The Flaming Lips have never been a band to do anything halfway. They’ve released records encased with their own blood, and for Record Store Day 2018, they pressed albums with their Dragons & Yum Yums brand of Dogfish Head Ale inside the LP. So it should come as no surprise that their Greatest Hits album could not stop at just one disc, they decided to release three (although Warner Brothers also released a vinyl version with just 11 songs).
Starting with their first offering for the label in 1992, Hit to Death in the Future Head, this compilation not only tracks all the highlights of the past thirty-five years, the third disc compiles an incredible list of rarities, including ‘Enthusiasm for Life Defeats Existential Fear Part 2’, which was imbedded inside a gummy fetus.
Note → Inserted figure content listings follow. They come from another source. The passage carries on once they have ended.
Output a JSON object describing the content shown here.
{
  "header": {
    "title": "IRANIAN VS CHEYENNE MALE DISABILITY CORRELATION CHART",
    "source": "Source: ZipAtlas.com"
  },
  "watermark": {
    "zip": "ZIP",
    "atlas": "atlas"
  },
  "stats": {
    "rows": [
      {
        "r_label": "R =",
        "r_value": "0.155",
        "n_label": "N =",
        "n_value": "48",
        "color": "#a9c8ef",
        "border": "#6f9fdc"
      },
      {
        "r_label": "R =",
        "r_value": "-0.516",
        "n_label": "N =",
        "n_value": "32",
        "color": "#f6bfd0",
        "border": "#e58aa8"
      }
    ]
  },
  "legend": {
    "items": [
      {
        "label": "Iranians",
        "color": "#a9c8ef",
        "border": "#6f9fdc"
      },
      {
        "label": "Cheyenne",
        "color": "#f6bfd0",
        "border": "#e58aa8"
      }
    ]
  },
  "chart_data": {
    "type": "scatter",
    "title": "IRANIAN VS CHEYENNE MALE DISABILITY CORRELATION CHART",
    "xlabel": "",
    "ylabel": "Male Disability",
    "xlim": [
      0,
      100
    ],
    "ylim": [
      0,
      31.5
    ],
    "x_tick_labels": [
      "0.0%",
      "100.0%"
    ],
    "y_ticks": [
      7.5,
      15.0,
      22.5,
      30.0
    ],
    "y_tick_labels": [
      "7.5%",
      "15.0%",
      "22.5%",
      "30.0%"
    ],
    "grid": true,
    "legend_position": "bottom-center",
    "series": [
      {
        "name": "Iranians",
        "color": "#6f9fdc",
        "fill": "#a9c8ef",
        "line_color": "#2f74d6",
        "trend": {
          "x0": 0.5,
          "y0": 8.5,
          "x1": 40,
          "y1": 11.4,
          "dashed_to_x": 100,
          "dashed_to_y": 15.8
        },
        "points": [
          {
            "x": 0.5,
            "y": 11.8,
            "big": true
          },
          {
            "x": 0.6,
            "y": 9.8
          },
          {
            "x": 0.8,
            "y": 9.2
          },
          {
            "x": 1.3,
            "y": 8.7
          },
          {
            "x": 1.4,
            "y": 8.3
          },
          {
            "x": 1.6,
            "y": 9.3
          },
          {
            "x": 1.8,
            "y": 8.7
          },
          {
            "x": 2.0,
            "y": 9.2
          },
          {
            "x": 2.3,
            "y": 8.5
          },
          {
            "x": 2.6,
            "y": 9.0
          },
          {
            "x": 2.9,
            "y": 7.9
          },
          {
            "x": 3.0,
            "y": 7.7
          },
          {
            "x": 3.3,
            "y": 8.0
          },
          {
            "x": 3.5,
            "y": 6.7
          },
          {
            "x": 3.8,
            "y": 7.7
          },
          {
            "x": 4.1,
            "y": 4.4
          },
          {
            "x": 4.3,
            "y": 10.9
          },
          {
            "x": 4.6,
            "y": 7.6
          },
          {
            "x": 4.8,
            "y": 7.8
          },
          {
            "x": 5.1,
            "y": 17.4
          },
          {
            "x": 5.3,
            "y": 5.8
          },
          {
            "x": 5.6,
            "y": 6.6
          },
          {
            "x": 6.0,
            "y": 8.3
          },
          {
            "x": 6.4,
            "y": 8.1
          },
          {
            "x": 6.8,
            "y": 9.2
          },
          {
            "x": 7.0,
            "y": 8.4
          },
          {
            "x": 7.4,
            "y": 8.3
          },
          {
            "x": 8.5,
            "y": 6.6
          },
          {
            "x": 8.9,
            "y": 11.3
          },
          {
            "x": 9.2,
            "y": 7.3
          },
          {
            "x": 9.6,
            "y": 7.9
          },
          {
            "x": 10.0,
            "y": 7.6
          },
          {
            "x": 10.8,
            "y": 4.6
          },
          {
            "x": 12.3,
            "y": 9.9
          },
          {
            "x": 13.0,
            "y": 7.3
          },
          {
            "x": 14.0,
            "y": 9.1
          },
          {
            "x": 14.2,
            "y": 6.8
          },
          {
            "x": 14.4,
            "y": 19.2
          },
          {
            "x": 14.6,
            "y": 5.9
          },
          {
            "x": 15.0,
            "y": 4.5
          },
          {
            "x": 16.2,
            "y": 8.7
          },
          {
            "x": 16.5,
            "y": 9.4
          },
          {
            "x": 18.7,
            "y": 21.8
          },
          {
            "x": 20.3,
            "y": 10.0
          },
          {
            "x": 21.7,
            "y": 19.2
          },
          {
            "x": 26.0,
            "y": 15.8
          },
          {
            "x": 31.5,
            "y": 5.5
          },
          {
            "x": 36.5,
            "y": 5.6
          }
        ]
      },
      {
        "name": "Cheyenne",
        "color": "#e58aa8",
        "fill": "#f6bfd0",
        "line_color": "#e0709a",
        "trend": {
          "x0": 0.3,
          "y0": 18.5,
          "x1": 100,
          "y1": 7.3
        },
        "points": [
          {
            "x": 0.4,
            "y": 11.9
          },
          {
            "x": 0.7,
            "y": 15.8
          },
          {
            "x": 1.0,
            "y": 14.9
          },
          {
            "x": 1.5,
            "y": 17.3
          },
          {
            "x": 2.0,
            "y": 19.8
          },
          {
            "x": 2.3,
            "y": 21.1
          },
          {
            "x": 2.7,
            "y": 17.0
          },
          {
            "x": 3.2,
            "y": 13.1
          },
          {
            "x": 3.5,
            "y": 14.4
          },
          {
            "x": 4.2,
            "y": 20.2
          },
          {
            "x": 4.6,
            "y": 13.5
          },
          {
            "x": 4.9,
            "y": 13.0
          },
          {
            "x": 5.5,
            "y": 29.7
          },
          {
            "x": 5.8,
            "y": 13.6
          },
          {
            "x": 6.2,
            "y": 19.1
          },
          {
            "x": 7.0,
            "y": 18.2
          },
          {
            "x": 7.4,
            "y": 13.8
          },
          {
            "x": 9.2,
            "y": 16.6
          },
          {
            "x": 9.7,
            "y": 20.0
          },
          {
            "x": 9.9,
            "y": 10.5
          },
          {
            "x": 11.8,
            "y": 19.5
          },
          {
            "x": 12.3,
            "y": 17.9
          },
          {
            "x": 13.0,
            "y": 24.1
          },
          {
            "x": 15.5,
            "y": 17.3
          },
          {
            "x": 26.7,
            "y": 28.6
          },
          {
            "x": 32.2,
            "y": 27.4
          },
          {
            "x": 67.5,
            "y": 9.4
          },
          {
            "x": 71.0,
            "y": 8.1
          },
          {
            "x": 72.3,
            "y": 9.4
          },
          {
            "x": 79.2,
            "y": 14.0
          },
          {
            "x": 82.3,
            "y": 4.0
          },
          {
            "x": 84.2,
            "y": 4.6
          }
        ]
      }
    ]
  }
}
Another highlight, ‘Noodling Theme (Epic Sunset Mix #5)’, where Wayne Coyne’s vision of the film for which he was providing music didn’t match up with the reality of, “a weird kind of fishing where guys use their hands instead of rods and hooks.”
Zaireeka, the Lips experiment in creating a surround sound mix based on playing four CDS simultaneously is represented by ‘Riding to Work in the Year 2525 (Your Invisible Now)’. The idea was to have each of the discs start simultaneously (no easy trick since you have to use four different audio players), with the errors in synchronization creating reverb or echo being heard on one disc before it is heard on another disc.
Breaking through to the main-stream (or what qualifies as the main-stream in the world of the Flaming Lips) The Soft Bulletin features four tracks including ‘Waiting for a Superman (Is It Getting Heavy)’. Mining the movie soundtrack, Stubbs The Zombie, their version of ‘If I Only Had A Brain’ alters the original lyrics slightly. Coyne wryly singing, “life would be a dingleberry” instead of Kip Harburg’s original, “life would be a ding-a-derry.”
Covering their beginnings as guitar-oriented crazies, through the ever-shifting cast of characters and content, the Flaming Lips have never been less than fascinating. With music from every phase of their Warner Brothers career to date (including tracks with Miley Cyrus and other heady fwends) this set works overtime to give listeners a comprehensive picture of the weird and wonderful world of the Flaming Lips. Completests may argue about the inclusion or exclusion of certain tracks, yet this compilation is an exceptional sampling of the Flaming Lips universe.